Unfortunately, this is not an isolated case, because the WSJ’s reporting corresponds to what HONK saw in a survey it fielded earlier this year. Tow providers are finding it difficult to hire enough people to keep up with work, and more than 1 in 5 are having to turn jobs away because they have more jobs coming in than they can handle. Tow providers had to lay people off during the height of the pandemic due to far fewer people on the road, but now that traffic levels have roared back to overtake pre-pandemic volume, they’ve not been able to hire enough operators to meet renewed demand.
That’s a big problem for auto insurers because roadside assistance is their most common interaction with policyholders. Certainly, the vast majority of a carrier’s business, revenue and profit center around protecting policyholders from losses in accidents or other causes of vehicle damage. But policyholders are much more likely to have a flat tire or a dead battery than they are to get in a wreck. As a result, though roadside assistance accounts for a relatively small part of an insurer’s services — a service that is almost always contracted out to a third party — it has an outsized effect on the customer experience.
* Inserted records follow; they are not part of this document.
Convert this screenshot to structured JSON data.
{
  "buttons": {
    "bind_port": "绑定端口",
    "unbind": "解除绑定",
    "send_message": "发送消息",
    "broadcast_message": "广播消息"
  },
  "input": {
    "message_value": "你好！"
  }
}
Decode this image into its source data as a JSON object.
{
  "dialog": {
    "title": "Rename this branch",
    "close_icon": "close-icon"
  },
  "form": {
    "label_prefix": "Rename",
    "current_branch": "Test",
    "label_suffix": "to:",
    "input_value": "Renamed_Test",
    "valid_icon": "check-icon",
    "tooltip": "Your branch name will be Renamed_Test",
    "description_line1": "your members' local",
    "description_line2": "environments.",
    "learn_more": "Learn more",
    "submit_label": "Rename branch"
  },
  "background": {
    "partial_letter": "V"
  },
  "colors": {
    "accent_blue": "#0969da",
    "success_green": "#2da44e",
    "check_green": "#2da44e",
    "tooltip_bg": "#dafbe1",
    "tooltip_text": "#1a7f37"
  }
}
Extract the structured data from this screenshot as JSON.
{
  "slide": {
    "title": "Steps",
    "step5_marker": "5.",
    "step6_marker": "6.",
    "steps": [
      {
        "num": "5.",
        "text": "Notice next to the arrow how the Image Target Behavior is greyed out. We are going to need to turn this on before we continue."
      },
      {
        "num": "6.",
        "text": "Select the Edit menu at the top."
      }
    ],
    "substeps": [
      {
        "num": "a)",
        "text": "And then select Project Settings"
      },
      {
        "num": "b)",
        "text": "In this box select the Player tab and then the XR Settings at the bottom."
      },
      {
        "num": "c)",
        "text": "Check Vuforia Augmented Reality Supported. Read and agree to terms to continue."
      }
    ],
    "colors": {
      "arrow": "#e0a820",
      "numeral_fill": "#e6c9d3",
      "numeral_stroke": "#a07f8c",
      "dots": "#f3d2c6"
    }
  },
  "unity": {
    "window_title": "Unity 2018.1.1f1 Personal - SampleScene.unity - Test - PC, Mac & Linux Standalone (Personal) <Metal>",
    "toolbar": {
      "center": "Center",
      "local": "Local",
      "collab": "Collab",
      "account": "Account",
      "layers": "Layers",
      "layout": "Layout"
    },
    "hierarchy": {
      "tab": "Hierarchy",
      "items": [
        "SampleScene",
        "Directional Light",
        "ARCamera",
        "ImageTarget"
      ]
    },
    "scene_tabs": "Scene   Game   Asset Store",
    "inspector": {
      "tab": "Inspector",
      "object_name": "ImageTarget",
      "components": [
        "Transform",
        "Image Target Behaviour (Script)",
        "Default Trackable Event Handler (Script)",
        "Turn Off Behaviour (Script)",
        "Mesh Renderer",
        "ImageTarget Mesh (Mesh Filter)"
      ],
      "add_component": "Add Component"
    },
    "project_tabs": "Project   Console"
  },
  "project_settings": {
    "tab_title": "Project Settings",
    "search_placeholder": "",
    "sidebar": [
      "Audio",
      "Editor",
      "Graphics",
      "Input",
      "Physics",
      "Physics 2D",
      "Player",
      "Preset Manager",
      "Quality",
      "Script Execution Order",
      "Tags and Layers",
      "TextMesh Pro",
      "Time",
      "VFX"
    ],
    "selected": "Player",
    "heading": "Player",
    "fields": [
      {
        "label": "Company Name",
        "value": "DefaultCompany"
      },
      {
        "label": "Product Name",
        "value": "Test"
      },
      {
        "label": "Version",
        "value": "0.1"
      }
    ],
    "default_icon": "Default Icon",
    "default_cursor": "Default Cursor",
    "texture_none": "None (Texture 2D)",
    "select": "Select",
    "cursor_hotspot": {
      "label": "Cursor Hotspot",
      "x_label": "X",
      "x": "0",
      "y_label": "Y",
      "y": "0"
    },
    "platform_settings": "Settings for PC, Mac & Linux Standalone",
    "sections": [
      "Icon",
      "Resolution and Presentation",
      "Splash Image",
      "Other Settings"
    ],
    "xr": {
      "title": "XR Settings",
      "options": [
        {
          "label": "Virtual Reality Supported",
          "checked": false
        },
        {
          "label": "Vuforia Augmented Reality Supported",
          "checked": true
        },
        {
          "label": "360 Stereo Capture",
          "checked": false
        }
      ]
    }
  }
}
So, when policyholders find themselves broken down on a hot day far from home at the side of a country road, if they end up sweating for hours waiting on a tow operator who gives them no indication of when they might arrive, they’re going to be upset. And they’re not going to direct their ire at the third-party roadside assistance provider. They’ll be angry with the insurer who underwrites their towing and roadside coverage policy. Simply put, long wait times result in lower insurance carrier NPS scores, which hurts customer retention.
To cope with the labor shortage, the vast majority of tow providers (73%) are now prioritizing work. And while one might think that they’d prioritize the most lucrative jobs or those they receive from city or county law enforcement, but, in fact, their number one priority is to complete the closest jobs first.
It stands to reason. By taking closer jobs, service providers’ trucks assist more motorists and spend less time driving back and forth. However, most motor clubs don’t dispatch jobs that way. Instead, they operate on a territory model, where one company has exclusive rights to all jobs in a certain geography. These territories can cover a large area, which means it may take quite some time for a tow operator to arrive on scene. If there are closer jobs, the provider is likely to do those first, because in this way, they can complete more work in a day, and more volume means more revenue per truck.
There is a technological solution to this problem, it’s location-based dispatching. In a world where GPS is ubiquitous and smartphones and mobile devices are everywhere, analytics can crunch location data to offer new jobs to qualified tow operators who are closest to the scene. As a result, stranded policyholders get faster service, tow operators get more jobs per day, and auto insurers end up with happier customers and better NPS scores.
Of course, location-based tow dispatching won’t completely solve the current problems with tow operator labor shortages and slow response times. But it can mitigate their effects and provide faster response times than would be possible without the aid of this technology. In this environment, auto insurers can use every advantage they can get.